In the 1950s and '60s, mathematician Alan Townsend of Cambridge University proposed that a lot of the important statistical properties of a turbulent flow could be described based on this concept of eddies as persistent, organized flow patterns that are, in essence, "attached" to a wall—even without a clear understanding of what those eddies actually are. Through the '80s and '90s, researchers led by Tony Perry, Ivan Marusic, and their colleagues at Australia's University of Melbourne built on Townsend's hypothesis to develop the "attached eddy" model of wall turbulence, which has proven to be effective at describing the statistical behavior of the common phenomenon.
The attached eddy model is an empirical representation of turbulence, obtained from quantifying actual features of the turbulence, and thus it is considered a "statistical" model. Engineers may also simulate turbulence with purely mathematical dynamic models, which use the equations of motion to describe the underlying physical dynamics in the system.
As an analogy, think of weather prediction. If you compiled 100 years' worth of weather reports, you could derive the average weather for an area and make a reasonable prediction about what the weather will be tomorrow. That is a statistical model. If you instead studied each of the physical systems that affect the weather—the ocean, the clouds, the topography—you could create a model that predicts the weather based on the various inputs to that system. That is a dynamical model.
A statistical model is easier to process, but a dynamical model is not a slave to the past; because it attempts to describe and understand what drives the system overall, it is capable of predicting future changes in the system that might be outside of the average norms. And like the weather, turbulence is a dynamic and ever-changing phenomenon.
The problem, however, is that simulating something as complex as turbulence using the equations of motion is an incredibly complex, computationally challenging task, McKeon says. Imagine trying to disassemble an entire car with just a monkey wrench. You might eventually get the job done, but it will take a lot of time and energy.
McKeon found a way to bridge the empirical and mathematical models by creating an equations-derived description of turbulence that exploits the fact that turbulence creates predictably repeating structures.
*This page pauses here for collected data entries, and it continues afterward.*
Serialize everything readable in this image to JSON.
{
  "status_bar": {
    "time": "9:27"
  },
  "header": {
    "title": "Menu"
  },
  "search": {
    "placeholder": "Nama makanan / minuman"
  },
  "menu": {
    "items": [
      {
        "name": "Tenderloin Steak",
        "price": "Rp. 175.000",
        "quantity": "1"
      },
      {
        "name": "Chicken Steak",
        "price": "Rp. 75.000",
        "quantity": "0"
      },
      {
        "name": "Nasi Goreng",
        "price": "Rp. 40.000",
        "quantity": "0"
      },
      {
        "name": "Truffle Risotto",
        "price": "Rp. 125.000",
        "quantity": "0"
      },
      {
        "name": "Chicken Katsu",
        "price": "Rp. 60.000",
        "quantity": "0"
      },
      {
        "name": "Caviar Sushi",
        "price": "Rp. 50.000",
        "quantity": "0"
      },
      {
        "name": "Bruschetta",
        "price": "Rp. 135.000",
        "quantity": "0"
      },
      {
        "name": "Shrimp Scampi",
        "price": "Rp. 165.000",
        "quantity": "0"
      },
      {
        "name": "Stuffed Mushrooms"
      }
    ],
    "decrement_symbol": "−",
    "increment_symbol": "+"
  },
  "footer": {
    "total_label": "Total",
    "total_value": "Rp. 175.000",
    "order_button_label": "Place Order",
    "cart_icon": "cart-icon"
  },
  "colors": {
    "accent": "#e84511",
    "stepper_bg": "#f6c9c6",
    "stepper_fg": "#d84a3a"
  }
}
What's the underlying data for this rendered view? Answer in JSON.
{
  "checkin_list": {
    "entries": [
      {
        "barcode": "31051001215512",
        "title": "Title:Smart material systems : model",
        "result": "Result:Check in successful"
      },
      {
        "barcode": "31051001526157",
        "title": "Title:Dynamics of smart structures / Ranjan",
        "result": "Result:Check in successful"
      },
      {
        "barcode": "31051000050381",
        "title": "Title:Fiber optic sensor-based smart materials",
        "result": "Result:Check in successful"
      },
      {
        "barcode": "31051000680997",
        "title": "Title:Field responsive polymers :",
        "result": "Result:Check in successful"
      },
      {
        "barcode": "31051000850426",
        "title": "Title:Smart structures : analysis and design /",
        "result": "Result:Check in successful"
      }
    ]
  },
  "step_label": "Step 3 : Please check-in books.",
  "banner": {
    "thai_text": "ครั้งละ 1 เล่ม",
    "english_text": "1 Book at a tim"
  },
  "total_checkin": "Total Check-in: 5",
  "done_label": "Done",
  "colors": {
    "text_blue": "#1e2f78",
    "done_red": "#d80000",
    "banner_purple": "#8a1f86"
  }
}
The shape and structure of the eddies in turbulence are geometrically self-similar, meaning that each of the eddies are identical, just on different scales, similar to a fractal pattern.
Mathematically quantifying these repetitions, McKeon was able to formulate a dynamical model that describes turbulence using a sort of shorthand, allowing it to extrapolate how the overall system will look based on a zoomed-in look at just a few eddies. Because it describes an incredibly large-scale and complex system by boiling it down to a simple, repeating component, McKeon's model can generate mathematically useful models of turbulent systems using dramatically less compute power than was previously required.
"We knew that, underlying these very complicated structures, there had to be a very simple pattern. We just didn't know what that pattern was until now," says McKeon, who next plans to dig deeper into the model to quantify just how many eddies should be included to create an accurate representation of the whole.
The model could prove useful to engineers across industry who are looking to more easily simulate turbulent systems. But more importantly, it represents fundamental research that will help scientists and engineers better understand what drives those turbulent systems.
McKeon's study is titled "Self-similar hierarchies and attached eddies" and was published by Physical Review Fluids on August 26.